Patent: Further information: Association for Molecular Pathology, et al. v. United States Patent and Trademark Office, et al.
Methods to isolate and detect BRCA1 and BRCA2 (Breast cancer genes) were patented in the United States by Myriad Genetics. (So just so everyone is clear, this company has effectively patented a part of the human genome, human genes. There are lots of examples of this kind of idiocy, including famously a Texas company patenting Basmati Rice and then seeking to prevent Indian & Pakistani growers from selling their rice under the name Basmati any longer in jurisdictions covered by the patent).
This US patent has been challenged by the American Civil Liberties Union. On March 29, 2010, a coalition led by the American Civil Liberties Union ACLU successfully challenged the basis of Myriad’s patents in New York District Court. The patent was invalidated, but the decision was appealed.
On July 29, 2011 the United States Court of Appeals for the Federal Circuit made their decision and ruled that Myriads patents are valid.
Effect on Gene Testing
The conditions of Myriad’s BRCA patent require that the only laboratories legally allowed to test and sequence the genes are the ones affiliated with Myriad. This exclusive control over BRCA testing, guaranteed by the patent, has prevented peer-reviewed validation of the tests provided by Myriad.
Since the BRCA test is marketed directly to the consumer, it is not subject to government oversight by agencies like the FDA.
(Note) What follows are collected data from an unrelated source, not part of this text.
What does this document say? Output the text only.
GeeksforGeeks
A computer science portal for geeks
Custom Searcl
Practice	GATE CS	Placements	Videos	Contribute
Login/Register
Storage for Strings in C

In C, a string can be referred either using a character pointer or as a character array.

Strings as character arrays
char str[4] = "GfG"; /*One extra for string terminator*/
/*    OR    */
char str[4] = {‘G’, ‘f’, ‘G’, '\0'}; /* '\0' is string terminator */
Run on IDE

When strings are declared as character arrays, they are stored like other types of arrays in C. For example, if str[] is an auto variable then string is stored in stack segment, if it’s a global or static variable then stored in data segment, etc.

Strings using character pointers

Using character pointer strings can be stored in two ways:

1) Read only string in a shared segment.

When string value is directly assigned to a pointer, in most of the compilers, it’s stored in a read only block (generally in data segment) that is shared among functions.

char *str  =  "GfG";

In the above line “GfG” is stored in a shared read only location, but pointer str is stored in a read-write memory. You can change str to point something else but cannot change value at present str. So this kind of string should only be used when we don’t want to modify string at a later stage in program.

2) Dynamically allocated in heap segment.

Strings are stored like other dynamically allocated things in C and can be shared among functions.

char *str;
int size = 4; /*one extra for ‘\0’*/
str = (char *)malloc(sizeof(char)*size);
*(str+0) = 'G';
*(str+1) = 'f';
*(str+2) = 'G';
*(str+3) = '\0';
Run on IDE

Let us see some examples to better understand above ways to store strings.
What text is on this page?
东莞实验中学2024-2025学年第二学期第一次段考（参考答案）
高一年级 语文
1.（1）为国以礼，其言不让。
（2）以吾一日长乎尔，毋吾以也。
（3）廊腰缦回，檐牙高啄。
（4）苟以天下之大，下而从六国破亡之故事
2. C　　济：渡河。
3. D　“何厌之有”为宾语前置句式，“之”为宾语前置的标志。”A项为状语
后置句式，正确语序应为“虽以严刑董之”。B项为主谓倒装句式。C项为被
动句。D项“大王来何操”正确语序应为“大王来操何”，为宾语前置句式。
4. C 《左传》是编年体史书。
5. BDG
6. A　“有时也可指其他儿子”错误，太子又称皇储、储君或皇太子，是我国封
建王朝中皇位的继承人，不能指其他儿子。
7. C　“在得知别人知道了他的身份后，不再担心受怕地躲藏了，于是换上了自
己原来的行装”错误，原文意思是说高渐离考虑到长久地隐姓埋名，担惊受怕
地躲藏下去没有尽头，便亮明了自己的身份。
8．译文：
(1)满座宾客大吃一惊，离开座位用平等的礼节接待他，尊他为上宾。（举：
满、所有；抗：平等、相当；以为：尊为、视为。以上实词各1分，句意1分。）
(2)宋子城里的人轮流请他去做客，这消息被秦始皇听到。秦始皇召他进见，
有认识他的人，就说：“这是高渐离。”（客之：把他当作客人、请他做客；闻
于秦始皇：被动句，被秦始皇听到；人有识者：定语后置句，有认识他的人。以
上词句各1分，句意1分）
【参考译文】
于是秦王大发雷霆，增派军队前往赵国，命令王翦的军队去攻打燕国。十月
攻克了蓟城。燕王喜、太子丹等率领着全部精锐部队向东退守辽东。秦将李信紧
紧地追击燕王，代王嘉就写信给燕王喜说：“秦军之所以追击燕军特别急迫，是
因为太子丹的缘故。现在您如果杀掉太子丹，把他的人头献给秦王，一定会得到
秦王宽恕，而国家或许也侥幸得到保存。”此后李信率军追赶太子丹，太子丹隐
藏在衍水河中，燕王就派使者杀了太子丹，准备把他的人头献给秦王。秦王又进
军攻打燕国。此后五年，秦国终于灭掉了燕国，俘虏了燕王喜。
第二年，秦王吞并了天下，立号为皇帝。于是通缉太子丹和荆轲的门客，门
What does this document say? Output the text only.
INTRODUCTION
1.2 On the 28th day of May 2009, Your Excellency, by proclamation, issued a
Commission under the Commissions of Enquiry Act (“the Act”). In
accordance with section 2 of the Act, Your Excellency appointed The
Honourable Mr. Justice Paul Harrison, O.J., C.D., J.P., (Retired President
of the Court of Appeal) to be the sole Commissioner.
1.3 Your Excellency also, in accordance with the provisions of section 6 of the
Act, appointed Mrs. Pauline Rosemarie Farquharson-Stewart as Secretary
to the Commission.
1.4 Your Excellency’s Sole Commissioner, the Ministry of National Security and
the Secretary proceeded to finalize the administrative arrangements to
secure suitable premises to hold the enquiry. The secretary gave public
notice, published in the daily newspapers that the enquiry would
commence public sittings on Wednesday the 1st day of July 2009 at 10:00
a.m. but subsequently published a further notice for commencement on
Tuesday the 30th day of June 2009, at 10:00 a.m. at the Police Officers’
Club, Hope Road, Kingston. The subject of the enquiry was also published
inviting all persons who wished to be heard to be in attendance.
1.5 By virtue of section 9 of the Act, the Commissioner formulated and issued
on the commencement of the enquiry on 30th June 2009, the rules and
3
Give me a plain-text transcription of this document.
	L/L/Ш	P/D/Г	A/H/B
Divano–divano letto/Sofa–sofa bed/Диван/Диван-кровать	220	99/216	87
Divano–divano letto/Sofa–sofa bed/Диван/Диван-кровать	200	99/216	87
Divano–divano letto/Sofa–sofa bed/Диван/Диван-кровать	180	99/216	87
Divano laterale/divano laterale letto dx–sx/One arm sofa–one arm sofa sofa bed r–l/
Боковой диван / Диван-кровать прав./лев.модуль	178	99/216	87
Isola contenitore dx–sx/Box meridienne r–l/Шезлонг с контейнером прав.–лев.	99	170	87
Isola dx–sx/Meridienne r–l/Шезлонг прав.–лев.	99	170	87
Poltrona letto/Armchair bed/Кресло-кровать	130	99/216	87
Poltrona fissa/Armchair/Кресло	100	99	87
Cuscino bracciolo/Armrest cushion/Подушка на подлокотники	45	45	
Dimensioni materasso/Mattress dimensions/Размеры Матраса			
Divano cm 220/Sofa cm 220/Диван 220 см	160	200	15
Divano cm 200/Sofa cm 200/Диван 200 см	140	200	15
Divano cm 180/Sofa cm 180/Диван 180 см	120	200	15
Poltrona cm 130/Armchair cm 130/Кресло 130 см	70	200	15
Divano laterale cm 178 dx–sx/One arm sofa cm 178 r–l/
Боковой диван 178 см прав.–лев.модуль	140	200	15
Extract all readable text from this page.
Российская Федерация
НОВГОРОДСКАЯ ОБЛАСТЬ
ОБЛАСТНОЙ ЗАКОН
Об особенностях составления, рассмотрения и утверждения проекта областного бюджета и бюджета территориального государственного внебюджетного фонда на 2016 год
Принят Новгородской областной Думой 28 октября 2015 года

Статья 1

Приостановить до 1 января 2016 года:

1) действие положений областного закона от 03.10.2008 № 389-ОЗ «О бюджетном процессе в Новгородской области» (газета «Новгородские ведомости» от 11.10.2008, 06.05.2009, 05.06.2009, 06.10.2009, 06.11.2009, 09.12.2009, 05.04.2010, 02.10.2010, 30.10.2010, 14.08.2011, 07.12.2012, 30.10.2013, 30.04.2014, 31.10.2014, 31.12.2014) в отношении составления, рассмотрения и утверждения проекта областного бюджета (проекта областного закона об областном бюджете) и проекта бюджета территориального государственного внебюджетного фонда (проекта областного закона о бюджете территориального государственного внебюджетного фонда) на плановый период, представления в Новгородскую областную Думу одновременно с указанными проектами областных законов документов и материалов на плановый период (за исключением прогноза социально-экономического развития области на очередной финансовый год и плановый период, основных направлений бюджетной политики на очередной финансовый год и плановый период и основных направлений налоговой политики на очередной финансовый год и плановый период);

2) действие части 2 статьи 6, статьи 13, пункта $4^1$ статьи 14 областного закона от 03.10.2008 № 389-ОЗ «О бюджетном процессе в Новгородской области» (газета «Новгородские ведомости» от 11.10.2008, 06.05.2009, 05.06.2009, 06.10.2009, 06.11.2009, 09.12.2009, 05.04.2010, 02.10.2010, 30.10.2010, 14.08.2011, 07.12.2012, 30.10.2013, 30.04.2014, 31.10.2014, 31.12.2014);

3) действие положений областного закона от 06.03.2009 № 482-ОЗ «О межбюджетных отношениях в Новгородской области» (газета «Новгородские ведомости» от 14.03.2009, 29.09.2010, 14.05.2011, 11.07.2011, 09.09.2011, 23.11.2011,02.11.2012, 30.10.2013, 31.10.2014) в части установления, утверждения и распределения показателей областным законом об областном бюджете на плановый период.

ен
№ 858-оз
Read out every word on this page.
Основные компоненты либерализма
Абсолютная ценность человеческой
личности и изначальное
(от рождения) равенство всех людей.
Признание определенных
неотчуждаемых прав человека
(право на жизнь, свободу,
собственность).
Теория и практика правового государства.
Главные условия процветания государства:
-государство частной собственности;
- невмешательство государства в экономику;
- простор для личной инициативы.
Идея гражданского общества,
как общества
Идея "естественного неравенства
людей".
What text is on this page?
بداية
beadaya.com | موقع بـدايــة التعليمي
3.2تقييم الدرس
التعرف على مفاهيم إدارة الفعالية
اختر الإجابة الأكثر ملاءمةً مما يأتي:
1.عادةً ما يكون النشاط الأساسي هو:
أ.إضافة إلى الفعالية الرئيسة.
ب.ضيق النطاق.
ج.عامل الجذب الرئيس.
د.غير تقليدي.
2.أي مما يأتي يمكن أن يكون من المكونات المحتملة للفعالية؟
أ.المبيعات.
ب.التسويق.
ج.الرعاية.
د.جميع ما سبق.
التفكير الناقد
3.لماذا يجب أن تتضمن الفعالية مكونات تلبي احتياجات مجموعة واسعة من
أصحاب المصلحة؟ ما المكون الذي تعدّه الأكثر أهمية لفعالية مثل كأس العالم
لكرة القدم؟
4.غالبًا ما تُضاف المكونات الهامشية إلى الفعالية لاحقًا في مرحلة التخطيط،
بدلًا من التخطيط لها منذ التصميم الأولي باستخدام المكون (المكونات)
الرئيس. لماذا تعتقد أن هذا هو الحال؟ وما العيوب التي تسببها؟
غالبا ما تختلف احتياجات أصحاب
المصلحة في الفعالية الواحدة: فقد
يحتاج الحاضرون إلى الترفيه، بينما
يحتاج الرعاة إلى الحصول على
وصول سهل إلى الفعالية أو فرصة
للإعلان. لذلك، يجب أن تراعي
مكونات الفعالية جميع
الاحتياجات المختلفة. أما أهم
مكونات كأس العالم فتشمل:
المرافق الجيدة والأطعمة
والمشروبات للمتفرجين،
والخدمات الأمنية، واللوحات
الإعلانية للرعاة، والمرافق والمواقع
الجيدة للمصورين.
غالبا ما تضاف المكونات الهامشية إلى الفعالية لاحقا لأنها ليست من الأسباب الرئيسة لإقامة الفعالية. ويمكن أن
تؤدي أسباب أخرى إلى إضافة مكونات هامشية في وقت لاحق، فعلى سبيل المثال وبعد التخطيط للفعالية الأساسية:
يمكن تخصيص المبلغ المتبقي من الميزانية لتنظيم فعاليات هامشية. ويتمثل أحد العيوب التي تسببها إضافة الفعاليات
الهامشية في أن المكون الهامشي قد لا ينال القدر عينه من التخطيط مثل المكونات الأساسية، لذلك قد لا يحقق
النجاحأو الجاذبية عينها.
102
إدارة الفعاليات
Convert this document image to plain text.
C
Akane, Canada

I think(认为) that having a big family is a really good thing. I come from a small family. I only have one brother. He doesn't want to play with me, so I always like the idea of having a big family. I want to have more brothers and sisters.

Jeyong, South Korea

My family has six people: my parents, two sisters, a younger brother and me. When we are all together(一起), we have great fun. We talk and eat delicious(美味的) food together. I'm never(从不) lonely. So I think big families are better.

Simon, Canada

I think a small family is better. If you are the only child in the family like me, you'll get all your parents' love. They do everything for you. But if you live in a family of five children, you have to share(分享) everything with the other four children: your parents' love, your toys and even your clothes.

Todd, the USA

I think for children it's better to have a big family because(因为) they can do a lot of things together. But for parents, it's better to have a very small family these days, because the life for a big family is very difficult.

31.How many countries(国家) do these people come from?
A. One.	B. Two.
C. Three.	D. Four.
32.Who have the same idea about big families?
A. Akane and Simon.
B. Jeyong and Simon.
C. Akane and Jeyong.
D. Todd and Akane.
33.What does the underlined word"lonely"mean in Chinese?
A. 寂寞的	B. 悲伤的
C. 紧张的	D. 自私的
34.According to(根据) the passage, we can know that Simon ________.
Without this government review, gene tests must be studied and assessed by scientific colleagues in a peer review. However, the kind of studies needed to validate the tests require access to the BRCA genes, which are protected by Myriad’s restrictive patent. (Is this funny, tragicomic, enraging, befuddling, ludicrous, or just the free-market?)
Thus, without access to the genes (meaning you cannot even study them without paying Myriad a patent license fee, assuming they are willing to grant it, in the USA – like I said, you could not make this up) or the methods used to sequence them, peer review of the test’s effectiveness is virtually impossible. (here I have to disagree, it is impossible unless you pay Myriad for the use of their patents to study their methods to determine if they are actually effective. Genius, I wish I had a patent on you.)
However, the patents have yet to be enforced in Europe, where BRCA research and testing is becoming more widely available, and several laboratories are currently offering their own BRCA testing. The UK firm NewGene offers the test at a very competitive price, to the NHS, its owner, only. (Equally surreal and non-sensical, of course. But cheaper…)
Legal decisions surrounding the BRCA1 and BRCA2 patents hold particular bearing on the field of genetic testing, as the field is relatively young. Until legal guidelines can be applied to the practice of gene testing, progress in the field will likely suffer due to uncertainty. Any decision made regarding the BRCA patents will likely become precedent for future disputes over the use of genes for testing.